AIM: Red and processed meat may be risk factors for breast cancer due to their iron content, administration of oestrogens to cattle or mutagens created during cooking. We studied the associations in UK Biobank and then included the results in a meta-analysis of published cohort studies. METHODS: UK Biobank, a general population cohort study, recruited participants aged 40-69 years. Incident breast cancer was ascertained via linkage to routine hospital admission, cancer registry and death certificate data. Univariate and multivariable Cox proportional hazard models were used to explore the associations between red and processed meat consumption and breast cancer. Previously published cohort studies were identified from a systematic review using PubMed and Ovid and a meta-analysis conducted using a random effects model. RESULTS: Over a median of 7 years follow-up, 4819 of the 262,195 women developed breast cancer. The risk was increased in the highest tertile (>9 g/day) of processed meat consumption (adjusted hazard ratio [HR] 1.21, 95% confidence interval [CI] 1.08-1.35, p = 0.001). Collation with 10 previous cohort studies provided data on 40,257 incident breast cancers in 1.65 million women.

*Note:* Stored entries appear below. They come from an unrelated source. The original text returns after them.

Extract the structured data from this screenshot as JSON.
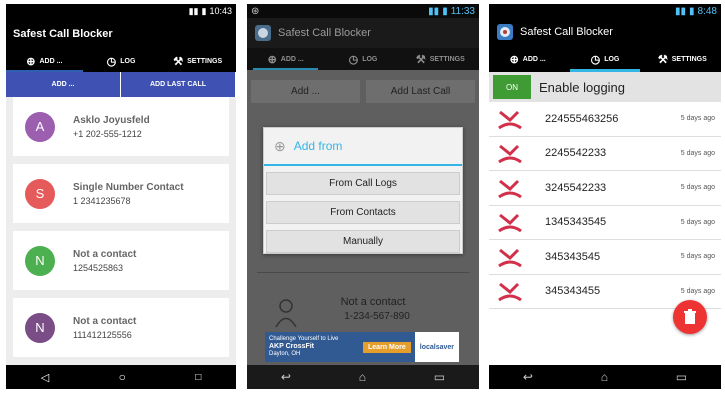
{
  "phone1": {
    "status_time": "10:43",
    "title": "Safest Call Blocker",
    "tabs": [
      "ADD ...",
      "LOG",
      "SETTINGS"
    ],
    "buttons": [
      "ADD ...",
      "ADD LAST CALL"
    ],
    "contacts": [
      {
        "initial": "A",
        "name": "Asklo Joyusfeld",
        "number": "+1 202-555-1212",
        "color": "#9c5fb0"
      },
      {
        "initial": "S",
        "name": "Single Number Contact",
        "number": "1 2341235678",
        "color": "#e55a5a"
      },
      {
        "initial": "N",
        "name": "Not a contact",
        "number": "1254525863",
        "color": "#4caf50"
      },
      {
        "initial": "N",
        "name": "Not a contact",
        "number": "111412125556",
        "color": "#7b4d86"
      }
    ]
  },
  "phone2": {
    "status_time": "11:33",
    "title": "Safest Call Blocker",
    "tabs": [
      "ADD ...",
      "LOG",
      "SETTINGS"
    ],
    "buttons": [
      "Add ...",
      "Add Last Call"
    ],
    "dialog": {
      "title": "Add from",
      "options": [
        "From Call Logs",
        "From Contacts",
        "Manually"
      ]
    },
    "contact": {
      "name": "Not a contact",
      "number": "1-234-567-890"
    },
    "ad": {
      "line1": "Challenge Yourself to Live",
      "line2": "AKP CrossFit",
      "line3": "Dayton, OH",
      "button": "Learn More",
      "brand": "localsaver"
    }
  },
  "phone3": {
    "status_time": "8:48",
    "title": "Safest Call Blocker",
    "tabs": [
      "ADD ...",
      "LOG",
      "SETTINGS"
    ],
    "logging": {
      "switch": "ON",
      "label": "Enable logging"
    },
    "log": [
      {
        "number": "224555463256",
        "ago": "5 days ago"
      },
      {
        "number": "2245542233",
        "ago": "5 days ago"
      },
      {
        "number": "3245542233",
        "ago": "5 days ago"
      },
      {
        "number": "1345343545",
        "ago": "5 days ago"
      },
      {
        "number": "345343545",
        "ago": "5 days ago"
      },
      {
        "number": "345343455",
        "ago": "5 days ago"
      }
    ]
  }
}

On meta-analysis, processed meat consumption was associated with overall (relative risk [RR] 1.06, 95% CI 1.01-1.11) and post-menopausal (RR 1.09, 95% CI 1.03-1.15), but not pre-menopausal (RR 0.99, 95% CI 0.88-1.10), breast cancer. In UK Biobank and the meta-analysis, red meat consumption was not associated with breast cancer (adjusted HR 0.99 95% CI 0.88-1.12 and RR 1.03, 95% CI 0.99-1.08, respectively). CONCLUSIONS: Consumption of processed meat, but not red meat, may increase the risk of breast cancer.
目的:由于红色和加工肉类的铁含量、对牛施用雌激素或在烹饪过程中产生的诱变剂,它们可能是乳腺癌的危险因素。我们在英国生物银行进行了研究,并将结果纳入了已发表队列研究的荟萃分析。
方法:英国生物银行是一项一般人群队列研究,招募了 40-69 岁的参与者。通过与常规住院、癌症登记处和死亡证明数据的链接来确定乳腺癌的发病情况。使用单变量和多变量 Cox 比例风险模型来探讨红色和加工肉类消费与乳腺癌之间的关联。使用 PubMed 和 Ovid 进行系统评价,确定了之前发表的队列研究,并使用随机效应模型进行荟萃分析。
结果:在中位随访 7 年期间,262195 名女性中有 4819 人患有乳腺癌。加工肉类摄入量最高三分位(>9 克/天)的风险增加(调整后的危险比 [HR] 1.21,95%置信区间 [CI] 1.08-1.35,p=0.001)。与之前的 10 项队列研究一起提供了 165 万名女性中 40257 例乳腺癌发病的资料。荟萃分析表明,加工肉类的摄入量与整体(相对风险 [RR] 1.06,95%CI 1.01-1.11)和绝经后(RR 1.09,95%CI 1.03-1.15),但与绝经前(RR 0.99,95%CI 0.88-1.10)乳腺癌相关。在英国生物银行和荟萃分析中,摄入红色肉类与乳腺癌无关(调整后的 HR 0.99,95%CI 0.88-1.12 和 RR 1.03,95%CI 0.99-1.08)。
结论:摄入加工肉类而非红色肉类可能会增加乳腺癌的风险。